The problem is, the design places the point on the curve, rather than on the number line that underlies the curve. To see the difficulty, compare the previous t-shirt design with manipulated image above (this is not an available shirt). Placing the point on the curve suggests that it slides along the curve.

Imagine the impression conveyed when it reaches the peak of the curve, as illustrated here. No doubt, "YOU" would say you were at the top of the heap, even though your measurement would be very common, the most likely one that we could observe. This "top of the curve" error is common (no pun intended). The curve is not the distribution, the curve only describes the distribution. The labeled point should be on the supporting number line, not on the curve.

Monday, July 2, 2012

Puzzle: How does this t-shirt design get it wrong?

Here is a t-shirt design available from ThinkGeek. The point labeled "YOU ARE HERE" is placed to convey an incorrect idea about the normal distribution. What is wrong here? Answer in the next post.


Wednesday, June 27, 2012

Brass Polishing Distribution

The door from the terrace to the cafe at the De Young museum in San Francisco. Many hands have entered, polishing the pole. Few grab it low, few grab it high. Most open the door at about elbow height. The resulting wear pattern shows a distribution of this height.

Monday, June 25, 2012

MOMA Height Exhibit


Here is a proper depiction of a height distribution. From the exhibit "Performance 4: Roman Ondák" that was at the Museum of Modern Art in 2009.

Of course, Sir Francis Galton had this idea over a century ago. See his book on Hereditary Genius on page 28.

Friday, June 22, 2012

Curve (maybe), Distribution NO.

Found on Flickr with the caption "Standard Normal Distribution".

Perhaps it is suggestive of histogram bars often seen with a bell-shape of a normal distribution. But what variable is being measured? See "NO, NO, NO, the Wrong Idea" in the previous post here.

Tuesday, June 19, 2012

NO, NO, NO. The wrong idea.

Found on Flickr here with the caption "normal distribution class photo".

A bell-shaped normal curve is not the normal distribution. The curve only describes the distribution. A normal distribution is a particular arrangement of measurements on a number line.

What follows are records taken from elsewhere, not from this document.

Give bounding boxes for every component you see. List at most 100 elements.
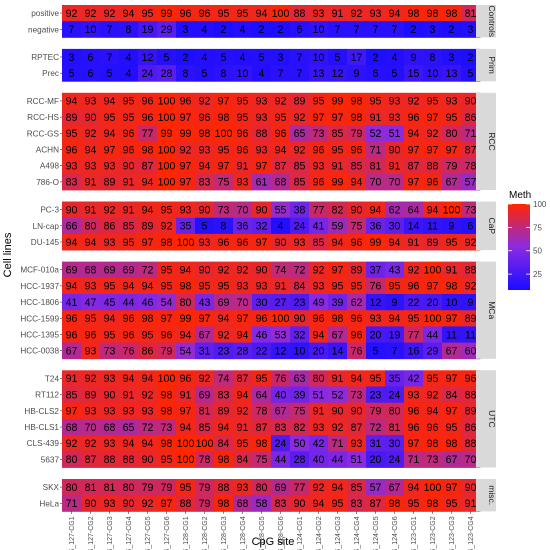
heatmap-cell <box>195 277 215 295</box>
heatmap-cell <box>214 435 234 452</box>
cell-value-label: 96 <box>66 329 78 341</box>
heatmap-cell <box>423 65 443 82</box>
heatmap-cell <box>81 386 101 404</box>
heatmap-cell <box>176 370 196 387</box>
cell-value-label: 65 <box>123 422 135 434</box>
cell-value-label: 9 <box>354 68 360 80</box>
legend-ticks: 25 50 75 100 <box>508 200 547 279</box>
cell-value-label: 39 <box>294 389 306 401</box>
heatmap-cell <box>176 217 196 235</box>
cell-value-label: 97 <box>218 161 230 173</box>
cell-value-label: 93 <box>104 237 116 249</box>
heatmap-cell <box>233 109 253 126</box>
cell-value-label: 95 <box>218 144 230 156</box>
heatmap-cell <box>404 141 424 158</box>
cell-value-label: 93 <box>389 112 401 124</box>
cell-value-label: 4 <box>259 68 265 80</box>
heatmap-cell <box>442 277 462 295</box>
cell-value-label: 92 <box>427 389 439 401</box>
cell-value-label: 70 <box>389 177 401 189</box>
cell-value-label: 95 <box>218 8 230 20</box>
heatmap-cell <box>100 5 120 22</box>
heatmap-cell <box>119 65 139 82</box>
cell-value-label: 93 <box>389 96 401 108</box>
heatmap-cell <box>100 495 120 512</box>
cell-value-label: 97 <box>332 112 344 124</box>
legend-title: Meth <box>509 190 531 201</box>
cell-value-label: 92 <box>313 265 325 277</box>
heatmap-cell <box>233 495 253 512</box>
cell-value-label: 40 <box>313 454 325 466</box>
heatmap-cell <box>309 173 329 191</box>
heatmap-cell <box>157 326 177 343</box>
cell-value-label: 2 <box>278 24 284 36</box>
heatmap-cell <box>214 261 234 279</box>
cell-value-label: 35 <box>389 373 401 385</box>
cell-value-label: 95 <box>446 422 458 434</box>
heatmap-cell <box>81 125 101 142</box>
heatmap-cell <box>347 310 367 327</box>
heatmap-cell <box>81 21 101 38</box>
cell-value-label: 95 <box>408 313 420 325</box>
cell-value-label: 92 <box>85 128 97 140</box>
heatmap-cell <box>385 326 405 343</box>
cell-value-label: 70 <box>370 177 382 189</box>
heatmap-cell <box>461 5 481 22</box>
heatmap-cell <box>290 201 310 219</box>
cell-value-label: 63 <box>294 373 306 385</box>
heatmap-cell <box>442 65 462 82</box>
heatmap-cell <box>195 217 215 235</box>
heatmap-cell <box>347 201 367 219</box>
heatmap-cell <box>214 233 234 251</box>
cell-value-label: 66 <box>66 221 78 233</box>
heatmap-cell <box>461 233 481 251</box>
column-label: PS_127-CG2 <box>88 516 95 550</box>
heatmap-cell <box>309 201 329 219</box>
heatmap-cell <box>138 261 158 279</box>
cell-value-label: 94 <box>180 329 192 341</box>
heatmap-cell <box>176 65 196 82</box>
cell-value-label: 30 <box>389 221 401 233</box>
cell-value-label: 100 <box>424 265 442 277</box>
cell-value-label: 98 <box>180 281 192 293</box>
heatmap-cell <box>195 92 215 110</box>
cell-value-label: 92 <box>408 96 420 108</box>
heatmap-cell <box>328 125 348 142</box>
heatmap-cell <box>366 342 386 360</box>
cell-value-label: 95 <box>427 373 439 385</box>
heatmap-cell <box>271 92 291 110</box>
cell-value-label: 82 <box>294 422 306 434</box>
cell-value-label: 70 <box>465 454 477 466</box>
cell-value-label: 90 <box>142 454 154 466</box>
heatmap-cell <box>214 125 234 142</box>
heatmap-cell <box>100 310 120 327</box>
cell-value-label: 65 <box>294 128 306 140</box>
cell-value-label: 19 <box>142 24 154 36</box>
cell-value-label: 72 <box>370 422 382 434</box>
cell-value-label: 95 <box>104 112 116 124</box>
heatmap-cell <box>176 402 196 420</box>
heatmap-cell <box>233 65 253 82</box>
heatmap-cell <box>119 21 139 38</box>
cell-value-label: 89 <box>465 313 477 325</box>
cell-value-label: 94 <box>180 265 192 277</box>
cell-value-label: 73 <box>218 204 230 216</box>
cell-value-label: 71 <box>408 454 420 466</box>
cell-value-label: 95 <box>218 281 230 293</box>
heatmap-cell <box>138 109 158 126</box>
cell-value-label: 32 <box>294 329 306 341</box>
cell-value-label: 5 <box>202 221 208 233</box>
heatmap-cell <box>347 277 367 295</box>
cell-value-label: 3 <box>69 52 75 64</box>
cell-value-label: 20 <box>313 346 325 358</box>
cell-value-label: 95 <box>370 96 382 108</box>
cell-value-label: 98 <box>161 237 173 249</box>
heatmap-cell <box>442 92 462 110</box>
heatmap-cell <box>385 217 405 235</box>
heatmap-cell <box>461 173 481 191</box>
heatmap-cell <box>233 326 253 343</box>
heatmap-cell <box>100 402 120 420</box>
heatmap-cell <box>328 65 348 82</box>
cell-value-label: 7 <box>392 346 398 358</box>
cell-value-label: 99 <box>180 313 192 325</box>
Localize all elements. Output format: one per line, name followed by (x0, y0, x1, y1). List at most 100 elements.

This photo seems to want to depict a normal distribution of the heights of students. If height is the variable of interest, the horizontal axis should be a number line with all the smallest students on the left and those taller would be placed further to the right. If the heights of the students had a bell-shaped histogram we would expect to see very few short students, very few tall students, and most of the students would have heights that fall between those extremes. This photo puts the tall students in the middle and shorter ones on the extremes. Maybe they have illustrated a bell-curve, but no number line is used, so no distribution (normal or otherwise) could be represented.